The _examples_ directory contains example files which show what potential _fuzzing\_payloads_ and _websocket\_messages_ files need to look like.



If _websocket\_messages.txt_ contains the following values:

```

PRE_MESSAGE READY

{"message":"FUZZ_VALUE"}

{"other":"FUZZ_VALUE"}

```



and the _fuzzing\_payloads.txt_ file contains the following values:

```



sql test with space '-- 

```



the script will send `READY` as a pre message for the message where it was specified befor sending a fuzzed message.



Therefore the script will send the following WebSocket messages with the provided example files:



```

READY

{"message":""}

READY

{"message":"sql test with space '-- "}

{"other":""}

{"other":"sql test with space '-- "}

```



## Ideas for future enhancements



- [x] The established WebSocket connection is closed again relatively quickly after sending the fuzzed messages. The aim is to build in a timeout so that the response time of the server can also be somewhat longer and still be captured. A good balance must be found between extending the time to fuzz and the time to wait for delayed responses.

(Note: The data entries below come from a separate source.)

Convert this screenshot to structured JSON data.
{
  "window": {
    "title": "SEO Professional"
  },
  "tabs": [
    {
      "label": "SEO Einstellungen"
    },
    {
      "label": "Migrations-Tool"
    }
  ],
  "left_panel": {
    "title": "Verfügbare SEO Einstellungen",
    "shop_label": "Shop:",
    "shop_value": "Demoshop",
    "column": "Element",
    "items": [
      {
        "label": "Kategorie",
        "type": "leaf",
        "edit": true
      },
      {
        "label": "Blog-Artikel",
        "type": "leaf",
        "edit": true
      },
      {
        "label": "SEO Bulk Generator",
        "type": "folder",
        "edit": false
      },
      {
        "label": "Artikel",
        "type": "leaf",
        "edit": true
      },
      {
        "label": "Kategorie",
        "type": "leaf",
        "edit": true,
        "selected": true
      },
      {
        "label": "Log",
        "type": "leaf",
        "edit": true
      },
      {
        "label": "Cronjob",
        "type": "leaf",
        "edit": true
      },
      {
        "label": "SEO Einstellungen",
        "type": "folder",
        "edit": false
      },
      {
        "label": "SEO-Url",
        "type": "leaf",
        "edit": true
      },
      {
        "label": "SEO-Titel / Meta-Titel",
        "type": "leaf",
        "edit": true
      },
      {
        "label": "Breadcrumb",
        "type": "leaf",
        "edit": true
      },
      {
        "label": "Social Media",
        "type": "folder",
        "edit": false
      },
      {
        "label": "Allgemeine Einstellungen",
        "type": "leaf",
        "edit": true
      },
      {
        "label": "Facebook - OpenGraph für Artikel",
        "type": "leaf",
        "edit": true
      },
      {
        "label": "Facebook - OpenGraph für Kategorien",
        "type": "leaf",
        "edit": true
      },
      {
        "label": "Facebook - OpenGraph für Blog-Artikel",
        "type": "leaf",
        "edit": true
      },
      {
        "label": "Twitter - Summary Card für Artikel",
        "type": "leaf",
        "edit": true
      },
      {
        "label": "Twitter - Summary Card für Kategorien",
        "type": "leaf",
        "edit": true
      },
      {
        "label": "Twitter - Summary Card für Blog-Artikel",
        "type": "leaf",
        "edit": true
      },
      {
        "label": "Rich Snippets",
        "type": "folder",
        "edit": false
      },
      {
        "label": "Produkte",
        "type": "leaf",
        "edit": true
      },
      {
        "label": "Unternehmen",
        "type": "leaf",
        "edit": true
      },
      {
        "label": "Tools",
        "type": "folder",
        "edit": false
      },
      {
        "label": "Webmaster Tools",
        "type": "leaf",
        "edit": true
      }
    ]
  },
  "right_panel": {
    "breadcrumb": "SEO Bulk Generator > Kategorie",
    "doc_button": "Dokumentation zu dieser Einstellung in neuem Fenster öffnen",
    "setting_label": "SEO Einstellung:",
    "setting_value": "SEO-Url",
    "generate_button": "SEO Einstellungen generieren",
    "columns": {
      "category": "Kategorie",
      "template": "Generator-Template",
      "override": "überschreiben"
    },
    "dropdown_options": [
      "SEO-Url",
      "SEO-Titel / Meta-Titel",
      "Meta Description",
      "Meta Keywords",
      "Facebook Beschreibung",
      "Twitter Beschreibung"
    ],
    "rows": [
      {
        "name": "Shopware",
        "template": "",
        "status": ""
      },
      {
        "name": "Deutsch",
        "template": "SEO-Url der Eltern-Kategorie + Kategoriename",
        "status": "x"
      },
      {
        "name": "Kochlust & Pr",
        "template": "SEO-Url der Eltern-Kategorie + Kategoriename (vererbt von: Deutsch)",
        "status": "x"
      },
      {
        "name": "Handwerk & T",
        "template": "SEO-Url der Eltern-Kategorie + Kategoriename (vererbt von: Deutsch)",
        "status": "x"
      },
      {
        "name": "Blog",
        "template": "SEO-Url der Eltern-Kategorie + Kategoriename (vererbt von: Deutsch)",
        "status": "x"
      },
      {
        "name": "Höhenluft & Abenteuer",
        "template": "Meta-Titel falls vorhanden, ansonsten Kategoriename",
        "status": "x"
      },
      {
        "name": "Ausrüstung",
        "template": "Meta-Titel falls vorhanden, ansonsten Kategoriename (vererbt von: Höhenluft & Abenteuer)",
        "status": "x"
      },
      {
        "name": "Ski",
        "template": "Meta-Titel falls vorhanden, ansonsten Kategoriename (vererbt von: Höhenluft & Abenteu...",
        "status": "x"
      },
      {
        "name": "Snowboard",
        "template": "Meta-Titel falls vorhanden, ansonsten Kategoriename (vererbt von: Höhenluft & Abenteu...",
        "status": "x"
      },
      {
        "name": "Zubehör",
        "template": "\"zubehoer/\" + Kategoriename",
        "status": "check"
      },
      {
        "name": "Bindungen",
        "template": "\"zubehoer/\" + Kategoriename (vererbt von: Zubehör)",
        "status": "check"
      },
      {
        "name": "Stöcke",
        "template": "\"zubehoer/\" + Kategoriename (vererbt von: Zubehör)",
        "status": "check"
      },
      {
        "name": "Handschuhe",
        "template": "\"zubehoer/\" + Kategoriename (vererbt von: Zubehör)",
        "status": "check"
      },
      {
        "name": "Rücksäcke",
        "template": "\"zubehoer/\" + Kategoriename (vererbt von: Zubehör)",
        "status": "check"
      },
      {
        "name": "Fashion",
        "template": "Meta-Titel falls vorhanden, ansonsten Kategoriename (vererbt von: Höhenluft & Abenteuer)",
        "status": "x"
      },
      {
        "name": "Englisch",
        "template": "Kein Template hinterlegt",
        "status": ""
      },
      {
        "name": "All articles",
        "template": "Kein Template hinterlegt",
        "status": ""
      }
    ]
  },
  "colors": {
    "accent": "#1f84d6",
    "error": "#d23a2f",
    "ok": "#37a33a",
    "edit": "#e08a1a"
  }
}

- [x] Currently the script can only be used with cookies. This should be generalised so that other authentication methods such as Authentication: Bearer can also be used.

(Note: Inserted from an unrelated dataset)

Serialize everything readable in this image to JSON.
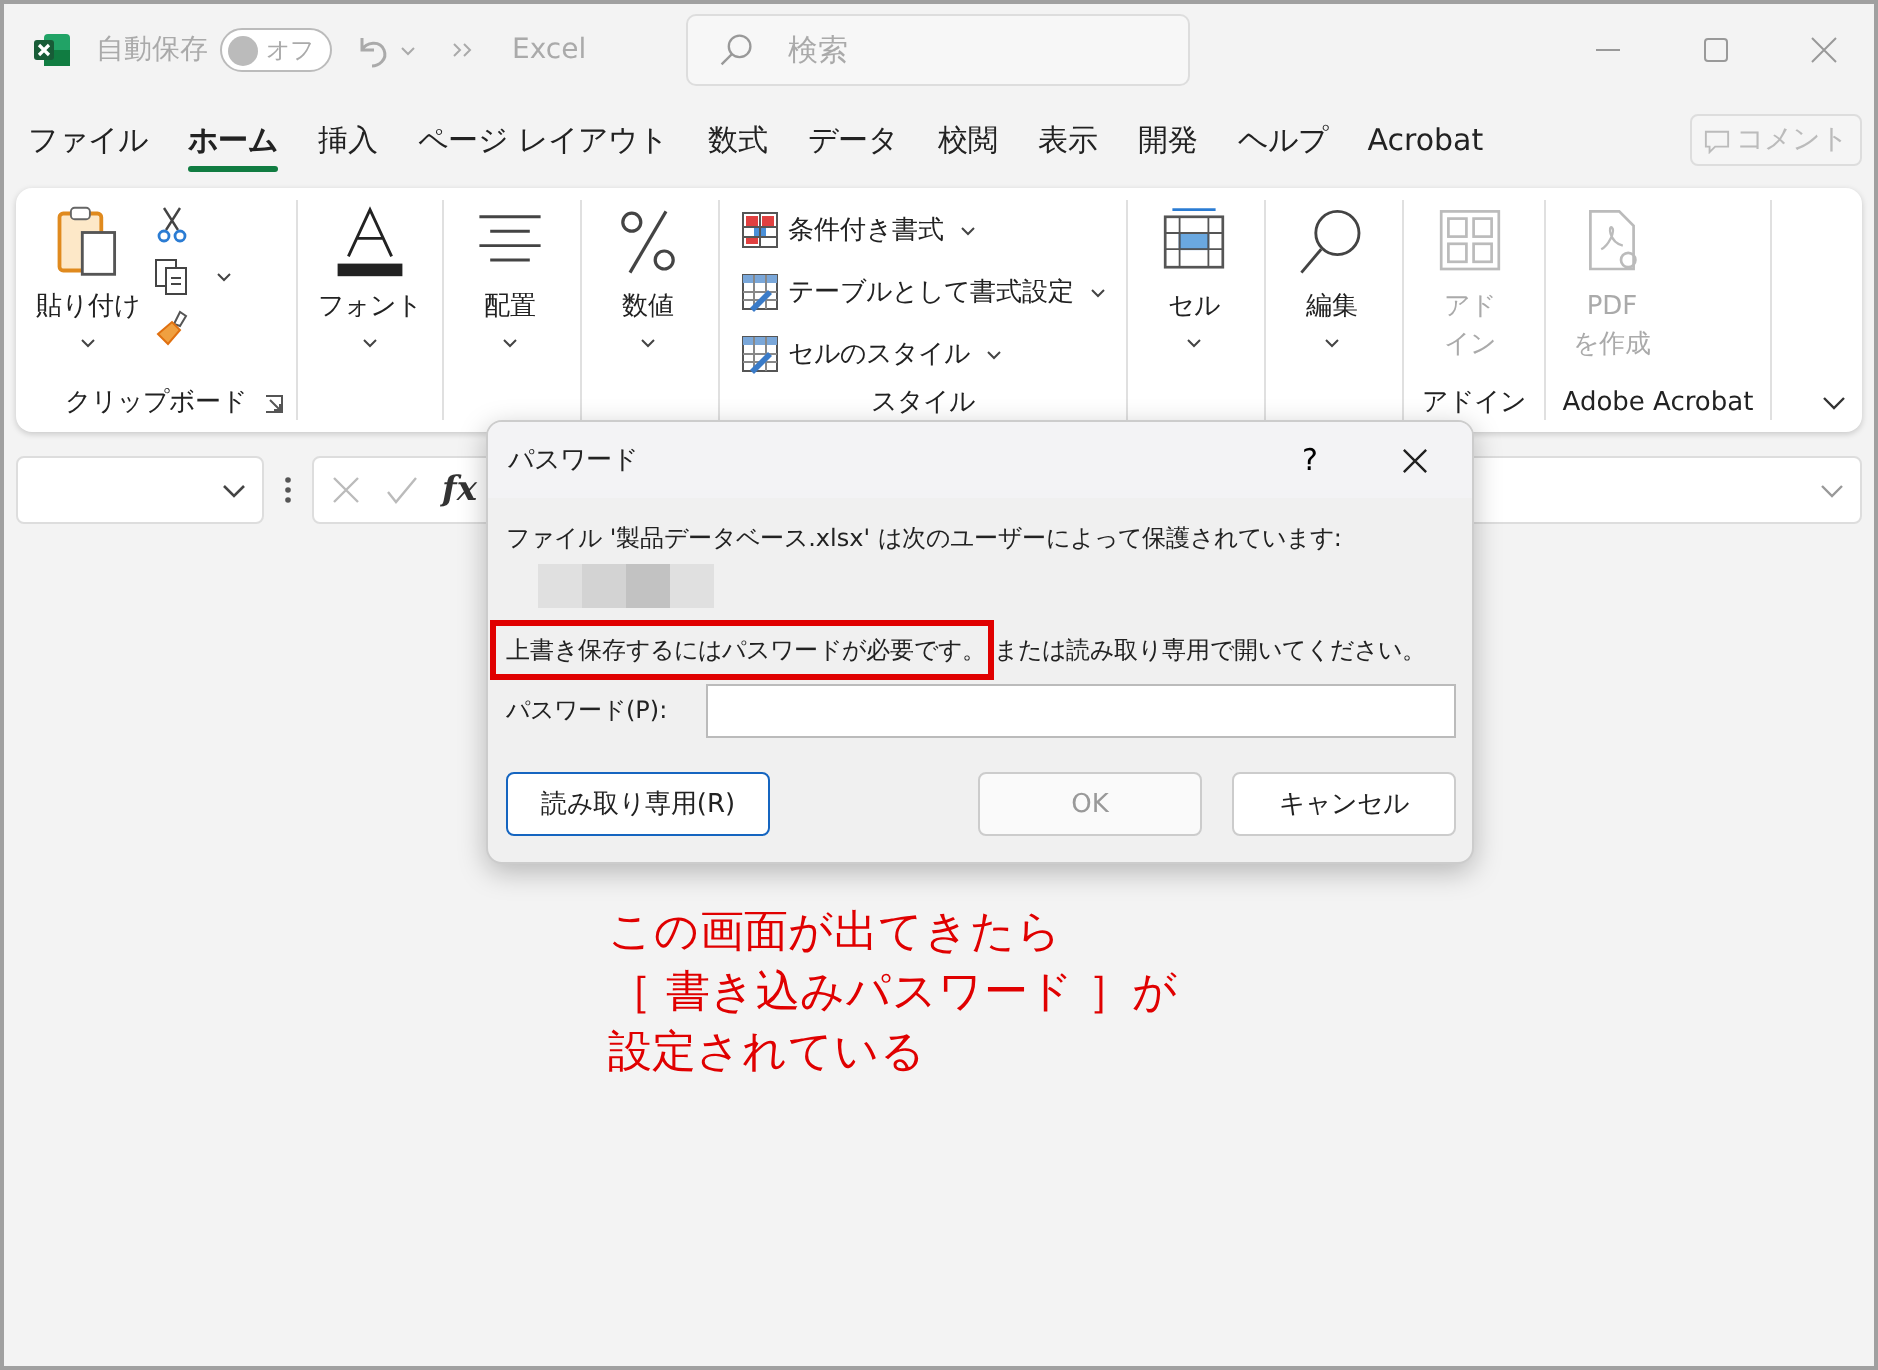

- [x] Despite the initially contrary decision, it could still be helpful to include a primitive detection option for successful attacks in the script, for example matching on error or stack trace or similar, so that the tester already has some good ideas for further manual investigations.

- [x] Including a progress indicator could be helpful for the tester, as it is currently difficult to see how many payloads the script has already processed if there are many payloads in the fuzzing file.